How to lose margin/padding in UITextView

Up-to-date for 2021

It is one of the silliest bugs in iOS.

The class given here, UITextViewFixed , is used widely, and is usually the most reasonable solution overall.

Here is the class:

@IBDesignable class UITextViewFixed: UITextView {
override func layoutSubviews() {
super.layoutSubviews()
setup()
}
func setup() {
textContainerInset = UIEdgeInsets.zero
textContainer.lineFragmentPadding = 0
}
}

Don't forget to turn off scrollEnabled in the Inspector!

  1. The solution works properly in storyboard

  2. The solution works properly at runtime

That's it, you're done.

In general, that should be all you need in most cases.

Even if you are changing the height of the text view on the fly, UITextViewFixed usually does all you need.

(A common example of changing the height on the fly, is changing it as the user types.)

Here is the broken UITextView from Apple...

Screenshot of Interface Builder with UITextView

Here is UITextViewFixed:

Screenshot of Interface Builder with UITextViewFixed

Note that of course you must...

...turn off scrollEnabled in the Inspector!

(Turning on scrollEnabled means "make this view expand as much as possible vertically by expanding the bottom margin as much as possible.")



Some further issues

(1) In some very unusual cases dynamically changing heights, Apple does a bizarre thing: they add extra space at the bottom.

No, really! This would have to be one of the most infuriating things in iOS.

If you encounter the problem, here is a "quick fix" which usually helps:

...
textContainerInset = UIEdgeInsets.zero
textContainer.lineFragmentPadding = 0

// this is not ideal, but sometimes this "quick fix"
// will solve the "extra space at the bottom" insanity:
var b = bounds
let h = sizeThatFits(CGSize(
width: bounds.size.width,
height: CGFloat.greatestFiniteMagnitude)
).height
b.size.height = h
bounds = b
...

(2) In rare cases, to fix yet another subtle mess-up by Apple, you have to add:

override func setContentOffset(_ contentOffset: CGPoint, animated: Bool) {
super.setContentOffset(contentOffset, animated: false) // sic
}

(3) Arguably, we should be adding:

contentInset = UIEdgeInsets.zero

just after .lineFragmentPadding = 0 in UITextViewFixed.

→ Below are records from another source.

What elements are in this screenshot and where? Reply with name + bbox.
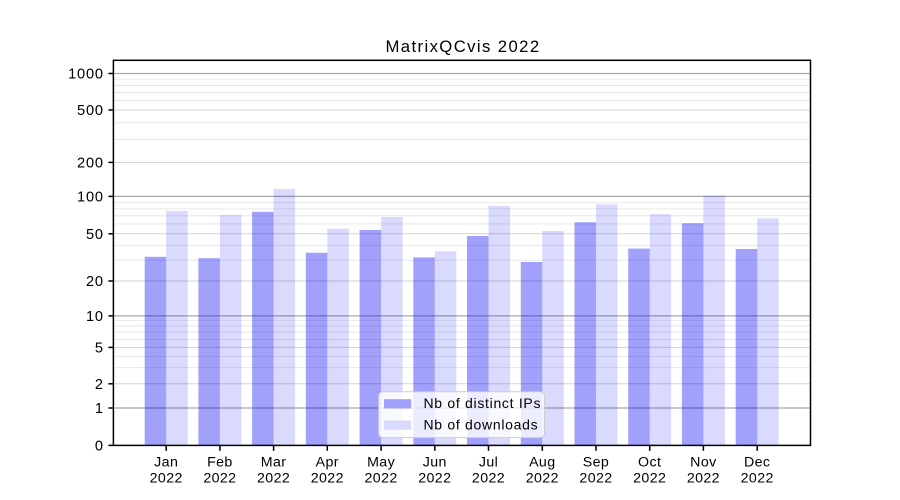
svg-text:Sep: Sep [583, 455, 609, 471]
svg-text:2022: 2022 [472, 471, 505, 487]
svg-text:2022: 2022 [418, 471, 451, 487]
svg-text:Aug: Aug [529, 455, 555, 471]
svg-text:2022: 2022 [633, 471, 666, 487]
svg-text:Mar: Mar [261, 455, 287, 471]
svg-text:2022: 2022 [526, 471, 559, 487]
svg-text:Apr: Apr [316, 455, 339, 471]
svg-text:2022: 2022 [579, 471, 612, 487]
svg-text:200: 200 [77, 156, 104, 172]
svg-text:2022: 2022 [311, 471, 344, 487]
svg-text:10: 10 [86, 309, 104, 325]
svg-text:Nov: Nov [690, 455, 717, 471]
svg-text:Jun: Jun [423, 455, 447, 471]
svg-text:100: 100 [77, 190, 104, 206]
svg-text:0: 0 [95, 439, 104, 455]
svg-text:2: 2 [95, 377, 104, 393]
svg-text:2022: 2022 [257, 471, 290, 487]
svg-text:5: 5 [95, 341, 104, 357]
svg-text:50: 50 [86, 227, 104, 243]
svg-text:Nb of distinct IPs: Nb of distinct IPs [424, 395, 542, 411]
svg-text:500: 500 [77, 103, 104, 119]
svg-text:1: 1 [95, 401, 104, 417]
svg-text:Feb: Feb [207, 455, 233, 471]
svg-text:2022: 2022 [203, 471, 236, 487]
svg-text:Nb of downloads: Nb of downloads [424, 417, 539, 433]
svg-text:Oct: Oct [638, 455, 661, 471]
svg-text:2022: 2022 [687, 471, 720, 487]
svg-text:2022: 2022 [150, 471, 183, 487]
svg-text:May: May [367, 455, 396, 471]
svg-text:1000: 1000 [68, 67, 104, 83]
svg-text:2022: 2022 [741, 471, 774, 487]
svg-text:Dec: Dec [744, 455, 770, 471]
svg-text:MatrixQCvis 2022: MatrixQCvis 2022 [385, 37, 540, 56]
svg-text:Jan: Jan [154, 455, 178, 471]
svg-text:Jul: Jul [479, 455, 498, 471]
svg-text:20: 20 [86, 274, 104, 290]
svg-text:2022: 2022 [365, 471, 398, 487]
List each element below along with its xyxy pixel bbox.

However ... believe or not ... that just doesn't work in current iOS! (Checked 2021.) It may be necessary to add that line in the future.

The fact that UITextView is broken in iOS is one of the weirdest things in all of mobile computing. Ten year anniversary of this question and it's still not fixed!

Finally, here's a somewhat similar tip for TextField: Set the maximum character length of a UITextField in Swift

Completely random tip: how to add the "..." on the end

Often you are using a UITextView "like a UILabel". So you want it to truncate text using an ellipsis, "..."

If so, add:

 textContainer.lineBreakMode = .byTruncatingTail

Handy tip if you want zero height, when, there's no text at all

Often you use a text view to only display text. So, you use lines "0" to mean the text view will automatically change height depending on how many lines of text.

That's great. But if there is no text at all, then unfortunately you get the same height as if there is one line of text!!!! The text view never "goes away".

Sample Image

If you want it to "go away", just add this

override var intrinsicContentSize: CGSize {
var i = super.intrinsicContentSize
print("for \(text) size will be \(i)")
if text == "" { i.height = 1.0 }
print(" but we changed it to \(i)")
return i
}

Sample Image

(I made it '1' height, so it's clear what's going on in that demo, '0' is fine.)

What about UILabel?

When just displaying text, UILabel has many advantages over UITextView. UILabel does not suffer from the problems described on this Q&A page.

Indeed the reason we all usually "give up" and just use UITextView is that UILabel is difficult to work with. In particular it is ridiculously difficult to just add padding, correctly, to UILabel.

In fact here is a full discussion on how to "finally" correctly add padding to UILabel: Adding space/padding to a UILabel. In some cases if you are doing a difficult layout with dynamic height cells, it is sometimes better to do it the hard way with UILabel.